Engineering that survives reality

In 2008, a foldable container worked perfectly.

On paper.

Arthur was a mechanical engineering student at TU Delft when he started his internship in the container industry. The concept was elegant. The calculations were correct. The CAD models were precise.

And then reality intervened.

The first prototypes revealed what textbooks don’t teach. What looks structurally sound can still be impossible to build. What passes theory may fail ISO testing. What folds smoothly in drawings may jam in a yard after months of use.

That moment shaped his career.

Today marks Arthur’s 18th year in container engineering.

When theory meets steel

That early foldable container had to be redesigned eight times to become producible and certifiable.

It required roughly fifteen more redesigns before it worked reliably in daily operations.

Each iteration exposed something new:

• ISO load cases are unforgiving
• Factories have constraints engineers must respect
• Operational simplicity beats theoretical elegance

Arthur learned that engineering is not about adding complexity.

It is about removing it.

From Delft workshop to global production floors

Before containers, Arthur built race cars in the TU Delft workshop with international student teams. Deadlines were real. Materials were real. Mistakes were visible.

That practical foundation stayed with him.

Later, he lived in Korea and China to coordinate container production. He worked inside factories, aligning design intent with welding reality. He witnessed ISO testing up close. He saw containers operate in different climates, ports and industrial environments across every continent.

Over time, he engineered more than 25 unique container types and worked with around 10 different production facilities.

These experiences changed his perspective.

A design is not finished when it looks correct.
It is finished when it survives stacking forces, transport stress, forklifts, corrosion, and daily handling.

The shift: minimum functional clarity

The shift: minimum functional clarity

One project later in his career made him rethink his approach.

Instead of asking, what can we design?

He began asking, what is the absolute minimum required for this container to perform safely and reliably?

That shift toward defining minimum functional requirements created clarity.

Clarity in structure.
Clarity in production.
Clarity in operation.

Today, that mindset defines how he approaches every concept at Box2Build.

Why this matters for clients

Clients do not see the calculations.
They do not see the redesign iterations.
They do not see the factory negotiations.
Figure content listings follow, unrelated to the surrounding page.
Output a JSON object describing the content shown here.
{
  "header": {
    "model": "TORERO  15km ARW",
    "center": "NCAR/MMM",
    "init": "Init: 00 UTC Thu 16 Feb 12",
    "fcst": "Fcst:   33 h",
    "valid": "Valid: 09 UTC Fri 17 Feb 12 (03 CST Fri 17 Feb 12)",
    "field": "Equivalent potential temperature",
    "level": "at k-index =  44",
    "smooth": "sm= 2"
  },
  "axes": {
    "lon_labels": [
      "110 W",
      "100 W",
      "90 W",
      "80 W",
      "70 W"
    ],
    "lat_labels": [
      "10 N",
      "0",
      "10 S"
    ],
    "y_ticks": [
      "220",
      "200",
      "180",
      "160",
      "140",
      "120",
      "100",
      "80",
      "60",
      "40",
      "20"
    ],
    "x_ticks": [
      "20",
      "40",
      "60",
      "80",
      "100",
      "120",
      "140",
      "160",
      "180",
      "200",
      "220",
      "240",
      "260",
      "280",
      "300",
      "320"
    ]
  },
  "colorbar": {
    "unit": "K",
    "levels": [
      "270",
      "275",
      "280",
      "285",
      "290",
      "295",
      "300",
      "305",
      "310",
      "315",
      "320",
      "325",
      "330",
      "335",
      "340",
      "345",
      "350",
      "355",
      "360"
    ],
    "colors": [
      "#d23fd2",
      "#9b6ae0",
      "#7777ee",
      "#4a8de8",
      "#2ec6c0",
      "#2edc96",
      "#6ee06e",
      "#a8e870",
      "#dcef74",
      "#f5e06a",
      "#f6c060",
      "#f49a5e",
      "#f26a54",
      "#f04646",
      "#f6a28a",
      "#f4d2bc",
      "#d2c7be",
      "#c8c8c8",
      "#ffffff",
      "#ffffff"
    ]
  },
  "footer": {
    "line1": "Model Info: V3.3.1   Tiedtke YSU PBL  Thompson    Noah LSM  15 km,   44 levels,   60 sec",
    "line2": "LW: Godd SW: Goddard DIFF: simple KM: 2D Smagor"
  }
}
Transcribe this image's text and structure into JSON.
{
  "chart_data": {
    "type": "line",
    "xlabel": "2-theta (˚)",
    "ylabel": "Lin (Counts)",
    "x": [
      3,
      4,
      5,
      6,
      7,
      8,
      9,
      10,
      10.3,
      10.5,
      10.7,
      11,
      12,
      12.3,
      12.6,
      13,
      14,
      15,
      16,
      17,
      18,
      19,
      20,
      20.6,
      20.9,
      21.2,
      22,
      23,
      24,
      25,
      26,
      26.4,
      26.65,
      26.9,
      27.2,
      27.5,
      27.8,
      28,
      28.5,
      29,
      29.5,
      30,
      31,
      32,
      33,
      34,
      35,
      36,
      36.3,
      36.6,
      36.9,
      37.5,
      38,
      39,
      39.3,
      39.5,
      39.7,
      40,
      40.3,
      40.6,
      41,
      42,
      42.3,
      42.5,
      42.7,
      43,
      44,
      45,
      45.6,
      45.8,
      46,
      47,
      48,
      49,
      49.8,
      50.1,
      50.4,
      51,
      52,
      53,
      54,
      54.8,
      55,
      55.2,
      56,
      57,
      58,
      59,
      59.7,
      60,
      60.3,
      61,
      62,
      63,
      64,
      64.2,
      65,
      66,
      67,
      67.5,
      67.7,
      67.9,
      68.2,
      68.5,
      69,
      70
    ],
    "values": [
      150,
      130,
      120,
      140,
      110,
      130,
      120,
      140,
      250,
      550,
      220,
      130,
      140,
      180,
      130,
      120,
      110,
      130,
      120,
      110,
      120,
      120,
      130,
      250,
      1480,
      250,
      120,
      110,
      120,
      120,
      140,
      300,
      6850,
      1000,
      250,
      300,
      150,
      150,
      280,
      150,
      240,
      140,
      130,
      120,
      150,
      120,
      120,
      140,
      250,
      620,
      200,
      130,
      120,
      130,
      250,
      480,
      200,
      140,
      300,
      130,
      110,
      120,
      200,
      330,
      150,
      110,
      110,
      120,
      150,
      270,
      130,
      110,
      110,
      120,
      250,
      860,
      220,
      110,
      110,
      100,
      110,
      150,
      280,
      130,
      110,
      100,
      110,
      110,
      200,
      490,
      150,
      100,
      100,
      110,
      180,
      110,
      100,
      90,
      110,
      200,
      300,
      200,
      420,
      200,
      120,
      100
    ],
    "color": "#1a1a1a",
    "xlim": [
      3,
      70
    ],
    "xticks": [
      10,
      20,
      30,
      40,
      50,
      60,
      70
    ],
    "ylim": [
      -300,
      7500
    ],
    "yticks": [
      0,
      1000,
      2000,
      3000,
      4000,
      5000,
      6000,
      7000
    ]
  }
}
They see containers that work.

Containers that pass ISO testing.
Containers that can actually be built efficiently.
Containers that perform in real logistics chains.

When clients look back at a project, Arthur’s objective is simple:

We solved the problem.

Looking forward

Eighteen years in the container industry is not about tenure.

It is about refinement.

Combining mechanical fundamentals, factory reality, regulatory understanding, and operational feedback into one clear outcome:

Engineering that survives reality.